There are some real physical differences, though. The most obvious of which is that the 4 hardware keys that sit below the display on the Storm are now part of the new 3.2-inch, 360 x 480 pixel touchscreen found on the Storm2. The Storm2's screen has warmer colors than the original, and they are more lifelike as a result. Like the SurePress system on the Storm, the Storm2's display requires pressure to activate certain functions, like typing, even though the display itself is a capacitive touchscreen(INFO) like that on the iPhone or most Android smartphones.

On the original Storm, the pressure activated a real button that produced a click, and the display moved visibly. On the new device, the display may flex a little, but it doesn't actually move up and down, and the click is entirely simulated. It's quite a good simulation, too, and the result is a tighter seal around the display than was found on the Storm. Additionally, the click only occurs when the phone allows it, so it won't click when the Storm2 is locked, for example.
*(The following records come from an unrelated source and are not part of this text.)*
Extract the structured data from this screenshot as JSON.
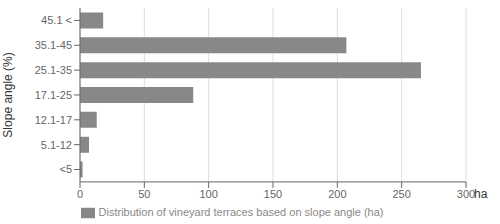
{
  "chart_data": {
    "type": "bar",
    "orientation": "horizontal",
    "categories": [
      "<5",
      "5.1-12",
      "12.1-17",
      "17.1-25",
      "25.1-35",
      "35.1-45",
      "45.1 <"
    ],
    "series": [
      {
        "name": "Distribution of vineyard terraces based on slope angle (ha)",
        "color": "#888888",
        "values": [
          2,
          7,
          13,
          88,
          265,
          207,
          18
        ]
      }
    ],
    "xlabel": "ha",
    "ylabel": "Slope angle (%)",
    "xlim": [
      0,
      300
    ],
    "xticks": [
      0,
      50,
      100,
      150,
      200,
      250,
      300
    ],
    "grid": true,
    "legend": "bottom"
  }
}
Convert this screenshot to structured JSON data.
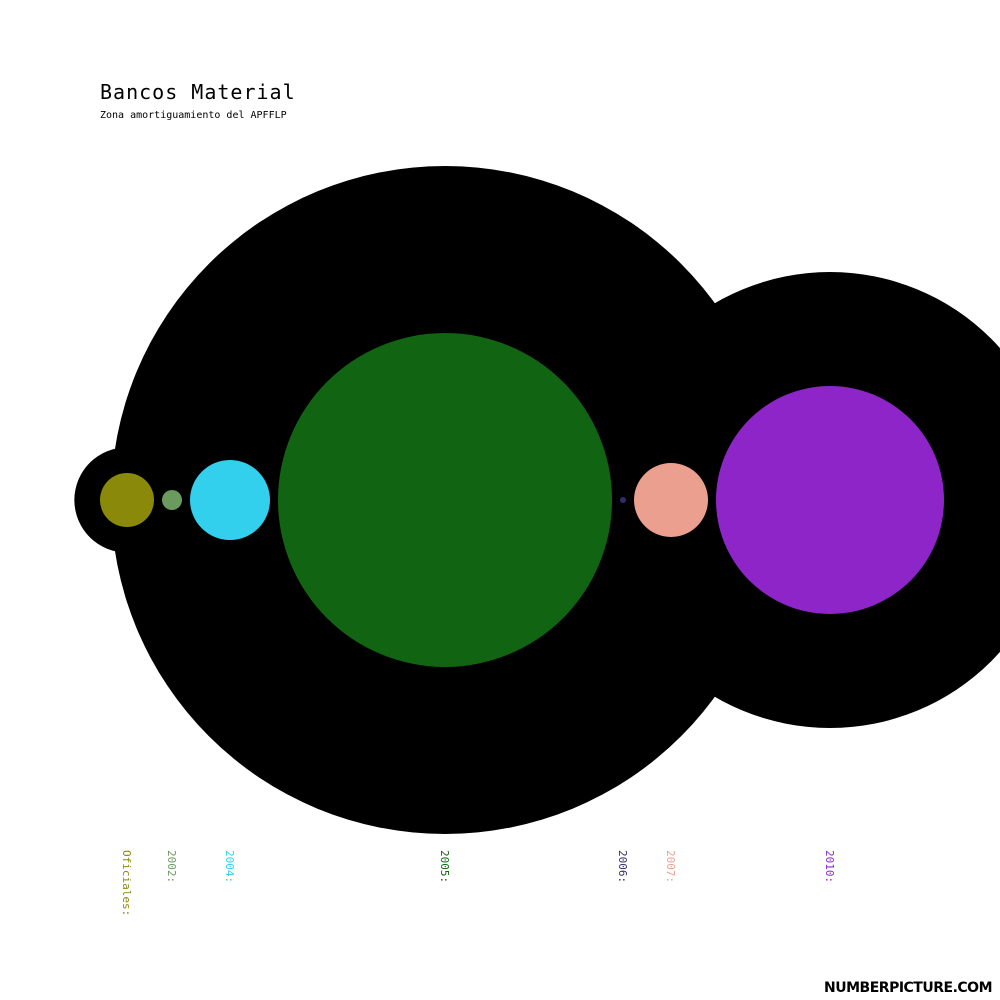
{
  "header": {
    "title": "Bancos Material",
    "subtitle": "Zona amortiguamiento del APFFLP"
  },
  "footer": {
    "brand": "NUMBERPICTURE.COM"
  },
  "chart_data": {
    "type": "bubble",
    "title": "Bancos Material",
    "subtitle": "Zona amortiguamiento del APFFLP",
    "background_color": "#000000",
    "items": [
      {
        "label": "Oficiales:",
        "value": 27,
        "color": "#8b8909"
      },
      {
        "label": "2002:",
        "value": 10,
        "color": "#6b9a5e"
      },
      {
        "label": "2004:",
        "value": 40,
        "color": "#33d0ed"
      },
      {
        "label": "2005:",
        "value": 167,
        "color": "#106412"
      },
      {
        "label": "2006:",
        "value": 3,
        "color": "#332b6b"
      },
      {
        "label": "2007:",
        "value": 37,
        "color": "#ea9f8f"
      },
      {
        "label": "2010:",
        "value": 114,
        "color": "#8e25c9"
      }
    ]
  }
}
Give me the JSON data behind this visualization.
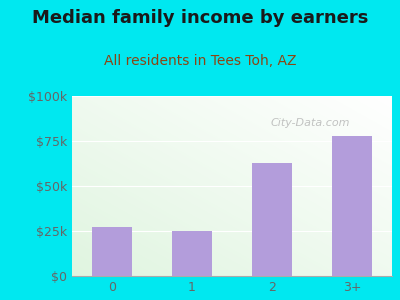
{
  "title": "Median family income by earners",
  "subtitle": "All residents in Tees Toh, AZ",
  "categories": [
    "0",
    "1",
    "2",
    "3+"
  ],
  "values": [
    27000,
    25000,
    63000,
    78000
  ],
  "bar_color": "#b39ddb",
  "title_color": "#1a1a1a",
  "subtitle_color": "#8B4513",
  "outer_bg": "#00e8f0",
  "yticks": [
    0,
    25000,
    50000,
    75000,
    100000
  ],
  "ytick_labels": [
    "$0",
    "$25k",
    "$50k",
    "$75k",
    "$100k"
  ],
  "ylim": [
    0,
    100000
  ],
  "watermark": "City-Data.com",
  "title_fontsize": 13,
  "subtitle_fontsize": 10,
  "tick_fontsize": 9,
  "tick_color": "#666666"
}
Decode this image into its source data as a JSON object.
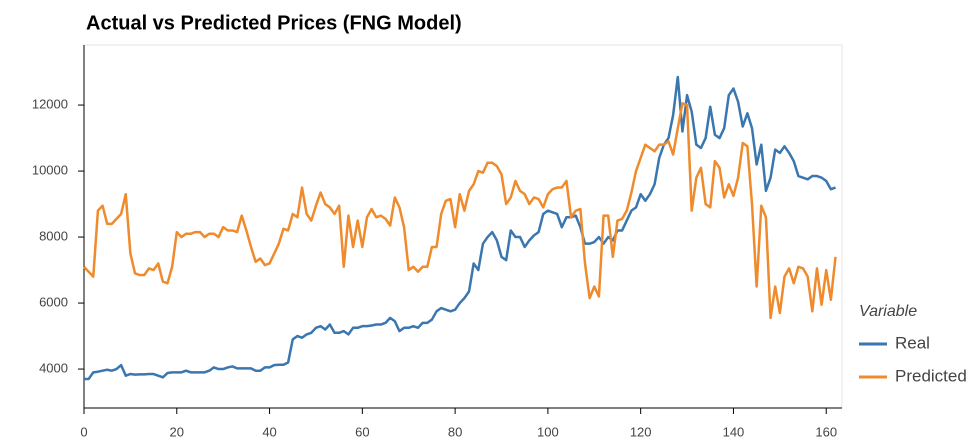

While the bulk of the changes in hardware have to do with the touchscreen, there are some other real changes that are also an improvement on the old design. The volume control, shutter button, and voice dial button that are located on the edges of the phone are now black in color and blend in more cleanly with the rest of the design. The chrome frame of the phone has also been darkened, which gives the Storm2 a more cohesive looking appearance that is quite attractive to the eyes. The rear panel of the phone, which remains metal in the Storm2, has been given a simpler and improved fastening mechanism that further streamlines the design. Unfortunately, the 3.5mm headphone jack still is located on the side of the phone, rather than on the top or bottom, and the microSD memory card slot is underneath the rear cover.

The top of the device is where the traditional BlackBerry controls for screen lock and mute are located, just as they were on the original. Though they may appear to be touch sensitive, they are actually hardware keys that produce a real click when pressed. The speakerphone grille on the phone has been moved from the back to the bottom edge of the phone, which means it works better when the phone faces up or sits on a desk.

Overall the build quality of the BlackBerry Storm2 9550 seems very, very solid. Better than the original Storm, thanks to the new display. But as to whether or not people will prefer the old hardware controls on the front of the phone over the new integrated controls remains to be seen. For my part, I'm quite fond of the new touchscreen based buttons.